The first thing that comes into my mind upon seeing the word “Designer” is fashion designer. Nevertheless, the word “Designer” is not only limited to fashion designers, but also applies to all designers including buildings (interior and exterior designers), landscape designers, automobiles, cakes, food, furniture, website, books, magazines and so forth! The Oxford dictionary defines “designer” as “a person who plans the form, look, or workings of something before its being made or built, typically by drawing it in detail.” Now the question is, does this definition make you a designer?

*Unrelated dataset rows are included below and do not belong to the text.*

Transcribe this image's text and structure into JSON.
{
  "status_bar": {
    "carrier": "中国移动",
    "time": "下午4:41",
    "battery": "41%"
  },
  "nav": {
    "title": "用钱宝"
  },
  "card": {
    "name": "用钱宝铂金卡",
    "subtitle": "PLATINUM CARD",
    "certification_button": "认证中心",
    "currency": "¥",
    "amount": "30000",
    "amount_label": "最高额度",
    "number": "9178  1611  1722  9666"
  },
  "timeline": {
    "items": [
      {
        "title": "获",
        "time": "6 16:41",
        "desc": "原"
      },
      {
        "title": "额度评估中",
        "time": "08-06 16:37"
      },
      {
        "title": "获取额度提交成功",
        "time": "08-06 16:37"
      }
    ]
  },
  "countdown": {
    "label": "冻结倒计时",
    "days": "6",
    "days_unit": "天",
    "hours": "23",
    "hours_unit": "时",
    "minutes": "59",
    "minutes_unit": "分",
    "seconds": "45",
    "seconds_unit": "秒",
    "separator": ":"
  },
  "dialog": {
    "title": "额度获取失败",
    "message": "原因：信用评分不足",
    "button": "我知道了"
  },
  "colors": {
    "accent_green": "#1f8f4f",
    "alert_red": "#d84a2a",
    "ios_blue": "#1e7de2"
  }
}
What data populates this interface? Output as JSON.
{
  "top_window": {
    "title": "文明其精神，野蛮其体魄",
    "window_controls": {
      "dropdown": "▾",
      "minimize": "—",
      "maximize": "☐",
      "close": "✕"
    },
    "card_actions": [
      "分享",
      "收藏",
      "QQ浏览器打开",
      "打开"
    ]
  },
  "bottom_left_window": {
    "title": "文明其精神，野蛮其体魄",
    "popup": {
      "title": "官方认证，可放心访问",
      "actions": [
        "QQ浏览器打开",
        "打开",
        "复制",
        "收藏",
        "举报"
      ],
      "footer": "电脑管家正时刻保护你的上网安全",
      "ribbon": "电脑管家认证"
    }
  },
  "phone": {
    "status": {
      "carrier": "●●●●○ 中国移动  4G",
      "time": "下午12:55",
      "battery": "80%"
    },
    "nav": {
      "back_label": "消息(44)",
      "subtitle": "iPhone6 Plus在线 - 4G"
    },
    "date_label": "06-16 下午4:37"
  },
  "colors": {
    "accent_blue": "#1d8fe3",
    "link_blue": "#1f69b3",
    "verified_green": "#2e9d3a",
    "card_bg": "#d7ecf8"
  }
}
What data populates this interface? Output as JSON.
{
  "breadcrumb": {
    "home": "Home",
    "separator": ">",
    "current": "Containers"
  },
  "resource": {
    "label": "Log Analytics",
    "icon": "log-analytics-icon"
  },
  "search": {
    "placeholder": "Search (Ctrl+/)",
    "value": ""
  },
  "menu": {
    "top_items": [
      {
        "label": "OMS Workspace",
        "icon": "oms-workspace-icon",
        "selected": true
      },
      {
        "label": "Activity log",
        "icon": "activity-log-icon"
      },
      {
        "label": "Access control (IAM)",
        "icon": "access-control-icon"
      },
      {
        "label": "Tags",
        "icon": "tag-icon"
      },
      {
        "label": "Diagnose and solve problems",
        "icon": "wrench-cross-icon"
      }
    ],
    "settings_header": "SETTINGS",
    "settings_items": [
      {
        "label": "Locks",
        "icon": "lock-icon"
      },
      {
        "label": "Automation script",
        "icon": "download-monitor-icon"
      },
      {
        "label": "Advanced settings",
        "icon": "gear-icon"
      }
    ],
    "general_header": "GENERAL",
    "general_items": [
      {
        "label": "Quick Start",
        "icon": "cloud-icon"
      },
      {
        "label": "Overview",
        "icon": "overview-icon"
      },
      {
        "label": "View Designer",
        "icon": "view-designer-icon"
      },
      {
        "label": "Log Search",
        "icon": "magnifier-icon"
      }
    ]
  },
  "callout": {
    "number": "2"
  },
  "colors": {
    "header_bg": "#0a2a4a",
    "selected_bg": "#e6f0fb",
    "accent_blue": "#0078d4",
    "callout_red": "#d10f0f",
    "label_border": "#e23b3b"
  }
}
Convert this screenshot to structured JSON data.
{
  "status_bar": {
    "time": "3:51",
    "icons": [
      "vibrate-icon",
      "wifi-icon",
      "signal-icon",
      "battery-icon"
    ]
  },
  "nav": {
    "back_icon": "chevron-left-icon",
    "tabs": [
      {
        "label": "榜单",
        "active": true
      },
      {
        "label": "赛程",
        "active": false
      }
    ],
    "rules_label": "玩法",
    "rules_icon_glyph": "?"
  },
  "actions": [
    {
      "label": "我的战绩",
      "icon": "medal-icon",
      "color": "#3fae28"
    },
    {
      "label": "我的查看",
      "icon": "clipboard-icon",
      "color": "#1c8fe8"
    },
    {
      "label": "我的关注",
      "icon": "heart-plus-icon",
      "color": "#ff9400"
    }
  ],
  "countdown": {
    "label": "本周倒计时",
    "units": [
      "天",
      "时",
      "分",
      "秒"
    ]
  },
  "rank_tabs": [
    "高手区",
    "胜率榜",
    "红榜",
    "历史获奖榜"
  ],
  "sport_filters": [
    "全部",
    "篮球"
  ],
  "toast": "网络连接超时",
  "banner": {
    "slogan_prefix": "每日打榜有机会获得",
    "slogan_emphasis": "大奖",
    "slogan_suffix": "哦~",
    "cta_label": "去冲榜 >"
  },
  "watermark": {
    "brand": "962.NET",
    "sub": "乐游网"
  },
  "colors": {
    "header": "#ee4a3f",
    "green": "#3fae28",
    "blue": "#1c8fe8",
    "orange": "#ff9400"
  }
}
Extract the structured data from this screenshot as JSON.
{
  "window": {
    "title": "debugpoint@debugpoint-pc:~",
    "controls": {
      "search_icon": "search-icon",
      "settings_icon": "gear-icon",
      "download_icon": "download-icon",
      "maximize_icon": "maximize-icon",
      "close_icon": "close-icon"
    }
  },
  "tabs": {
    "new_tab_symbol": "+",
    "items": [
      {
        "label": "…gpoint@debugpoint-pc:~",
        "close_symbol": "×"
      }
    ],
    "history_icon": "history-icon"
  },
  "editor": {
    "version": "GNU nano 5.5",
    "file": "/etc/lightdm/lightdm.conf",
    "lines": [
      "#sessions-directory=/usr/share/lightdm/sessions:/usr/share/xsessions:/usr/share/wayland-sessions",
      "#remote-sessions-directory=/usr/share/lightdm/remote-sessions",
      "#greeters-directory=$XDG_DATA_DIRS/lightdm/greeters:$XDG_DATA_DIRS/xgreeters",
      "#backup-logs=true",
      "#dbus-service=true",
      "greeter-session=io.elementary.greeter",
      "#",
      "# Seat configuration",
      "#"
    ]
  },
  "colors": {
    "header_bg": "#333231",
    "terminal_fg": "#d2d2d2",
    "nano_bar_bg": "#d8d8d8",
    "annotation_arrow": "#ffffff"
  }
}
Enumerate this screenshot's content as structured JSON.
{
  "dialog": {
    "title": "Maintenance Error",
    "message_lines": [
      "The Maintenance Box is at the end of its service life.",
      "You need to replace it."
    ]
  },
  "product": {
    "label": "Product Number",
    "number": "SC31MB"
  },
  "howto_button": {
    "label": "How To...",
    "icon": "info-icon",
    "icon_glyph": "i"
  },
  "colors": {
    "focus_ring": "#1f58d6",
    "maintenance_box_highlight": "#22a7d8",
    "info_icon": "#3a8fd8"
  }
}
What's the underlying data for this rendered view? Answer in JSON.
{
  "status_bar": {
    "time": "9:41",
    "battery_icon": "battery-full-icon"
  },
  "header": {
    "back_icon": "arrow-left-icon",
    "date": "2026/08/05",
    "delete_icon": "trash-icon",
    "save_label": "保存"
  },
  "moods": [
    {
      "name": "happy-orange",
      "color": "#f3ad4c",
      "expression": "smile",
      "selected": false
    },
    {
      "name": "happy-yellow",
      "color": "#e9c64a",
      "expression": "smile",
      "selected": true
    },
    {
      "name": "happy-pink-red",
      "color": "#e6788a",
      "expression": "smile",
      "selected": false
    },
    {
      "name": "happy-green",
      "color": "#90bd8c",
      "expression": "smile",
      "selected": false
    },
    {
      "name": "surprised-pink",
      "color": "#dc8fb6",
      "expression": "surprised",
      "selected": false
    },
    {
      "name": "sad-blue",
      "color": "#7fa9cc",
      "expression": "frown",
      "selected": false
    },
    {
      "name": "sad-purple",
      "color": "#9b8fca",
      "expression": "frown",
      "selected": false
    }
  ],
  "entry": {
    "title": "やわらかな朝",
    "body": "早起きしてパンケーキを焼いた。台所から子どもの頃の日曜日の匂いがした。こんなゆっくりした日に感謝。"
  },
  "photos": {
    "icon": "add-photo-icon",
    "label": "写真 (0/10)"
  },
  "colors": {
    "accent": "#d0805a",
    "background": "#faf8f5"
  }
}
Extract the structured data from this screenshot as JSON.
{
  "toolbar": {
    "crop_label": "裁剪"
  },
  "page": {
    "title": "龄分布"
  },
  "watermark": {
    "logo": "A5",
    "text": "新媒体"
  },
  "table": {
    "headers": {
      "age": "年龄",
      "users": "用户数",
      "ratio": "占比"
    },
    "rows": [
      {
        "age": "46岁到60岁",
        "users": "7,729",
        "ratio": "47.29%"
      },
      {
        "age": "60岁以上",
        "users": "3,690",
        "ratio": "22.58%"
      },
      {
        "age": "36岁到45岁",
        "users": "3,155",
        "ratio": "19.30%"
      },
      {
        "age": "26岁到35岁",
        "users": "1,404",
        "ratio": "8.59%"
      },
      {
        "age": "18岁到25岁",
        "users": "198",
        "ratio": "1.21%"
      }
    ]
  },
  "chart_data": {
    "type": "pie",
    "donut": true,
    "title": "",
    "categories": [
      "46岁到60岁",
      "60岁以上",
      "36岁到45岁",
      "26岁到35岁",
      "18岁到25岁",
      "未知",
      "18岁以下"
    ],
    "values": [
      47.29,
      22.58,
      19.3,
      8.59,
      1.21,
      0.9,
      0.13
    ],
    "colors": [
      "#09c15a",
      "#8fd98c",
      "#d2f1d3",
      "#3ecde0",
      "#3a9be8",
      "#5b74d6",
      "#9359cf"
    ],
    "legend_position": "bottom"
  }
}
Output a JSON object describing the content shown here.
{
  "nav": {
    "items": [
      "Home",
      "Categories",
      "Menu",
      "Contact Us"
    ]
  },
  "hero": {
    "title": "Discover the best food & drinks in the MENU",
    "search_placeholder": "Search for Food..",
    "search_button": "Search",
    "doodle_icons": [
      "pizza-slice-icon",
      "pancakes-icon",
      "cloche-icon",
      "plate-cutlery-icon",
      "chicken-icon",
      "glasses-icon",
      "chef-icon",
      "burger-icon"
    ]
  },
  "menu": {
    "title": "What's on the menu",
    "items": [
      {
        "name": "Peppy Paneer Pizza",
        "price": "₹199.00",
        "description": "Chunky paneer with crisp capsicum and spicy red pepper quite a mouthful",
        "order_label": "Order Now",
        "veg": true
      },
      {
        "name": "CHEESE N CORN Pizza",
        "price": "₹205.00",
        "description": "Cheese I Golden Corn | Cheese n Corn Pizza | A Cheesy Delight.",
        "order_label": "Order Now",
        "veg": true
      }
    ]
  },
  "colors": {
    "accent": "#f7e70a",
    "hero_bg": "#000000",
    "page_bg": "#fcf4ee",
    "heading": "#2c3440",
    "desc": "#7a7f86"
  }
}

I’m pretty sure that to a certain extent, you would say, “Yes, I am a designer.” At least once in your lifetime, you’ve experienced designing something consciously. For instance, your bedroom—you have designed your bedroom the way you wanted it because it’s your personal space. Have you ever written an essay? Writing an essay requires you to design the arrangement and organization of your contents. How about taking a photo? You design (in your head) how you want the photo look like. Professional photographers, especially editorial photographers require weeks (sometimes months) of planning and designing a photograph. Now, what is it about designers that seem to be somewhat relatable and significant to our lives even though we don’t fully identify ourselves with the word “designers”? It is creativity!

Creativity is the driving force of a designer—of you and me. Human beings are hardwired to be creative, but not all are aware of this. In Yes Please, Amy Poehler writes, “Creativity is connected to your passion, that light inside you that drives you… Your creativity is not a bad boyfriend. It is a really warm old Hispanic lady who has a beautiful laugh and loves to hug.” There’s a sense of “home” in creativity, like Poehler’s sweet, old Hispanic lady, and every time we design something we feel this sense of “home” in our souls—the cathartic moments that are mysterious, unfathomable, even words can’t fully describe it, but you know for certain you’ve felt it and it has happened. The process of designing, or the practice of creativity, is a birthplace of joy, love and courage, but it also can yield fear, disappointment and distress—depending on how you use freewill to design the inspiration and creativity into your life.

Unfortunately, some people I know today have forgotten this crucial truth—that we are all creative designers. Life and freewill are graceful gifts, we design our lives with freewill. When a person is not aware that they design their own lives, they become unconscious of their creative living, and eventually the designs of their lives become like an abandoned bedroom. “What is creative living?” Elizabeth Gilbert writes in Big Magic, “Any life that is driven more strongly by curiosity than by fear.” When we use freewill destructively, for instance being a perfectionist, creativity dies, it becomes almost nonexistent, and replaced by fear. We fear not to get the design that we have set in mind; we fear not to live the life that we want; we fear rejections and we fear endlessly. Let the Rolling Stone’s song “You Can’t Always Get What You Want” be your anthem because when you let creativity and inspiration to take control, rather than your egoic mind and fear, you would be surprised when you look back and see that the design of your life looks better than what you have in mind. So, go onward, Designers! Make it work!